Article rédigé par Benoît Zagdoun - Julien Nguyen Dang
France Télévisions
Publié Mis à jour
Temps de lecture : 15min
Une infirmière portant un gant de protection tient la main d'une patiente de l'unité de soins palliatifs à l'hôpital Eugénie d'Ajaccio en Corse, le 23 avril 2020. (PASCAL POCHARD-CASABIANCA / AFP)

Des infographies partagées sur les réseaux sociaux confondent taux de mortalité et taux de létalité et laissent penser que la France est plus durement touchée que ses voisins par l'épidémie de Covid-19. D'autres indicateurs, comme la surmortalité ou le z-score, sont plus précis.

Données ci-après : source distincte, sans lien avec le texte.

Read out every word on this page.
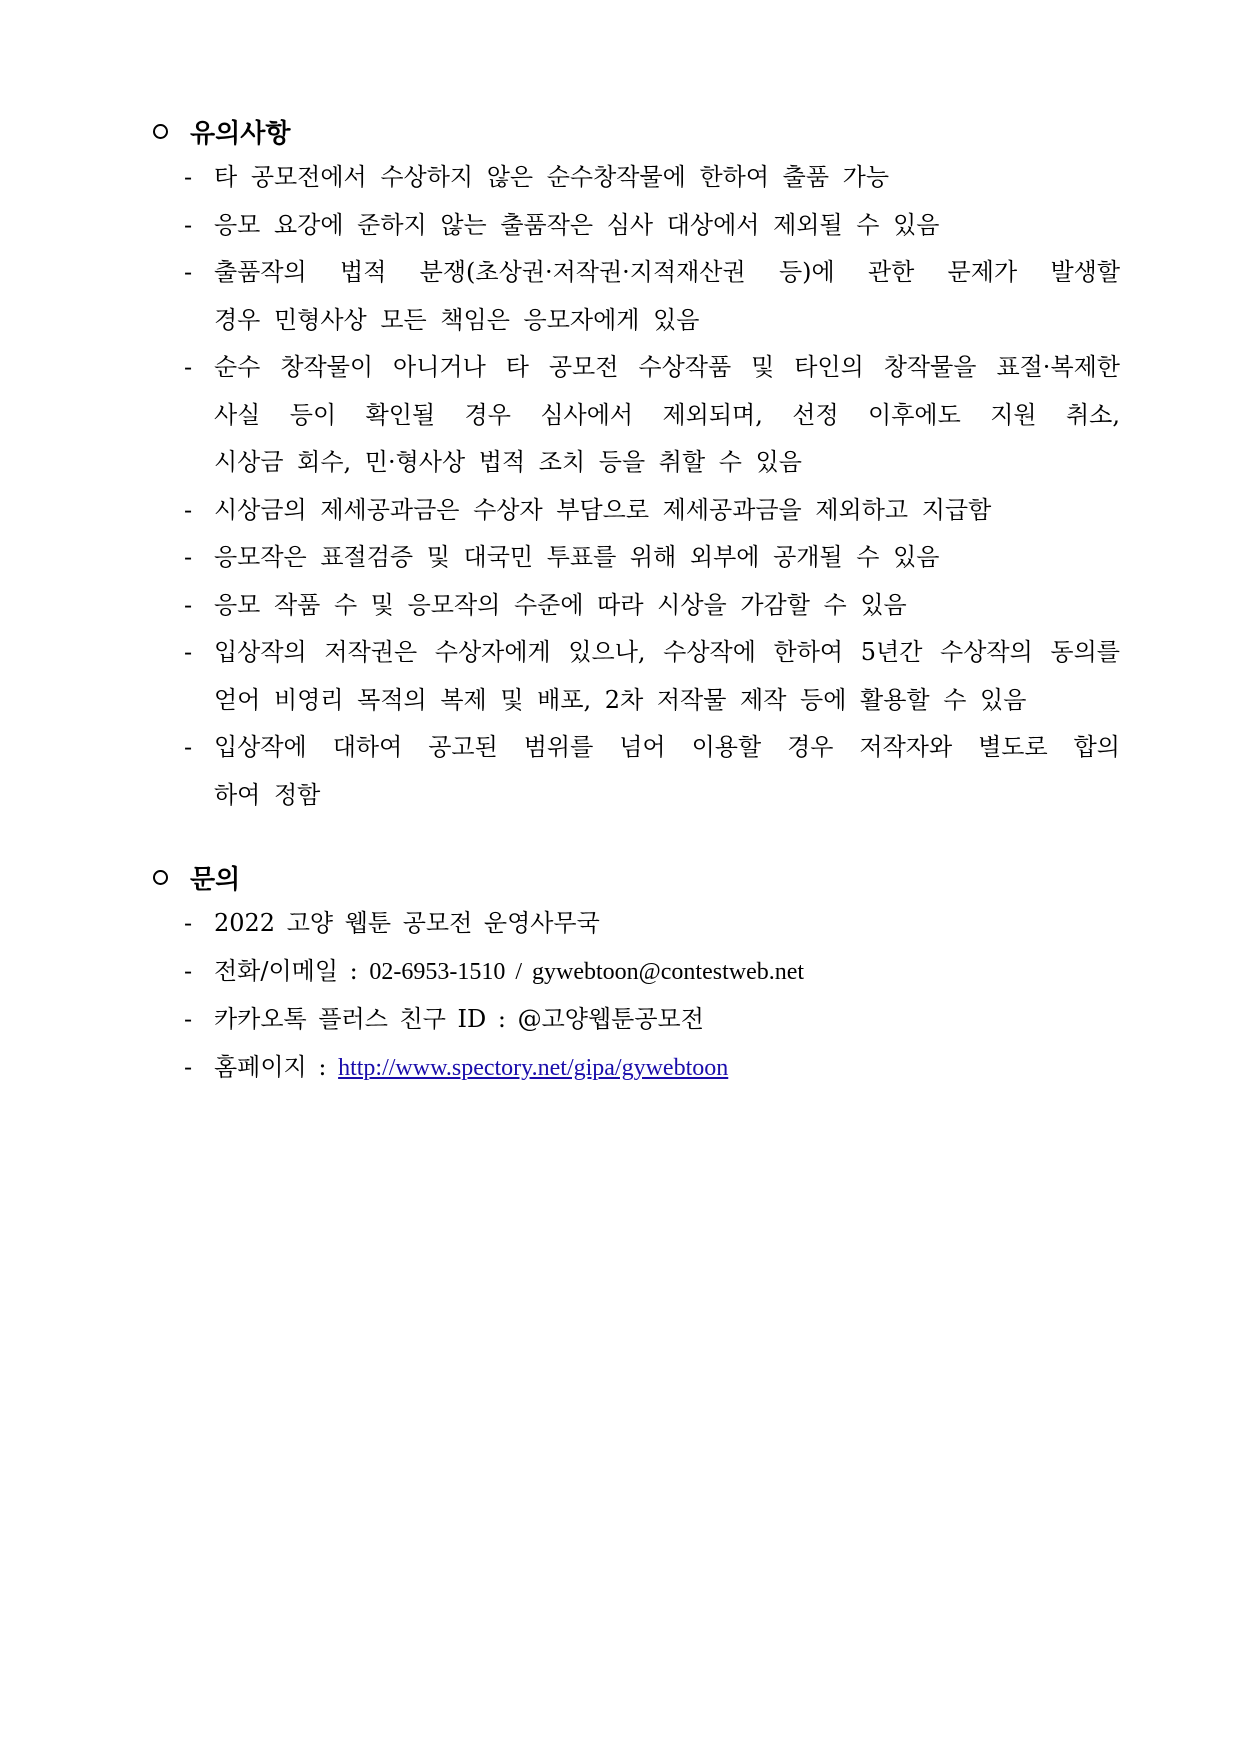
유의사항
- 타 공모전에서 수상하지 않은 순수창작물에 한하여 출품 가능
- 응모 요강에 준하지 않는 출품작은 심사 대상에서 제외될 수 있음
- 출품작의 법적 분쟁(초상권·저작권·지적재산권 등)에 관한 문제가 발생할
경우 민형사상 모든 책임은 응모자에게 있음
- 순수 창작물이 아니거나 타 공모전 수상작품 및 타인의 창작물을 표절·복제한
사실 등이 확인될 경우 심사에서 제외되며, 선정 이후에도 지원 취소,
시상금 회수, 민·형사상 법적 조치 등을 취할 수 있음
- 시상금의 제세공과금은 수상자 부담으로 제세공과금을 제외하고 지급함
- 응모작은 표절검증 및 대국민 투표를 위해 외부에 공개될 수 있음
- 응모 작품 수 및 응모작의 수준에 따라 시상을 가감할 수 있음
- 입상작의 저작권은 수상자에게 있으나, 수상작에 한하여 5년간 수상작의 동의를
얻어 비영리 목적의 복제 및 배포, 2차 저작물 제작 등에 활용할 수 있음
- 입상작에 대하여 공고된 범위를 넘어 이용할 경우 저작자와 별도로 합의
하여 정함
문의
- 2022 고양 웹툰 공모전 운영사무국
- 전화/이메일 : 02-6953-1510 / gywebtoon@contestweb.net
- 카카오톡 플러스 친구 ID : @고양웹툰공모전
- 홈페이지 : http://www.spectory.net/gipa/gywebtoon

La France serait-elle à la traîne dans la lutte contre l'épidémie de coronavirus ? Sur les réseaux sociaux, les publications se multiplient, comparant la mortalité provoquée par le Covid-19 dans différents pays. Des internautes voient dans ces statistiques la preuve de la mauvaise gestion française de la crise sanitaire. Alors, vrai ou "fake" ? Tout dépend des indicateurs utilisés. Certains laissent penser que la France souffre plus que ses voisins, quand d'autres, plus complexes et plus précis, donnent une vision beaucoup plus nuancée. Franceinfo passe en revue ces  indicateurs et leurs limites.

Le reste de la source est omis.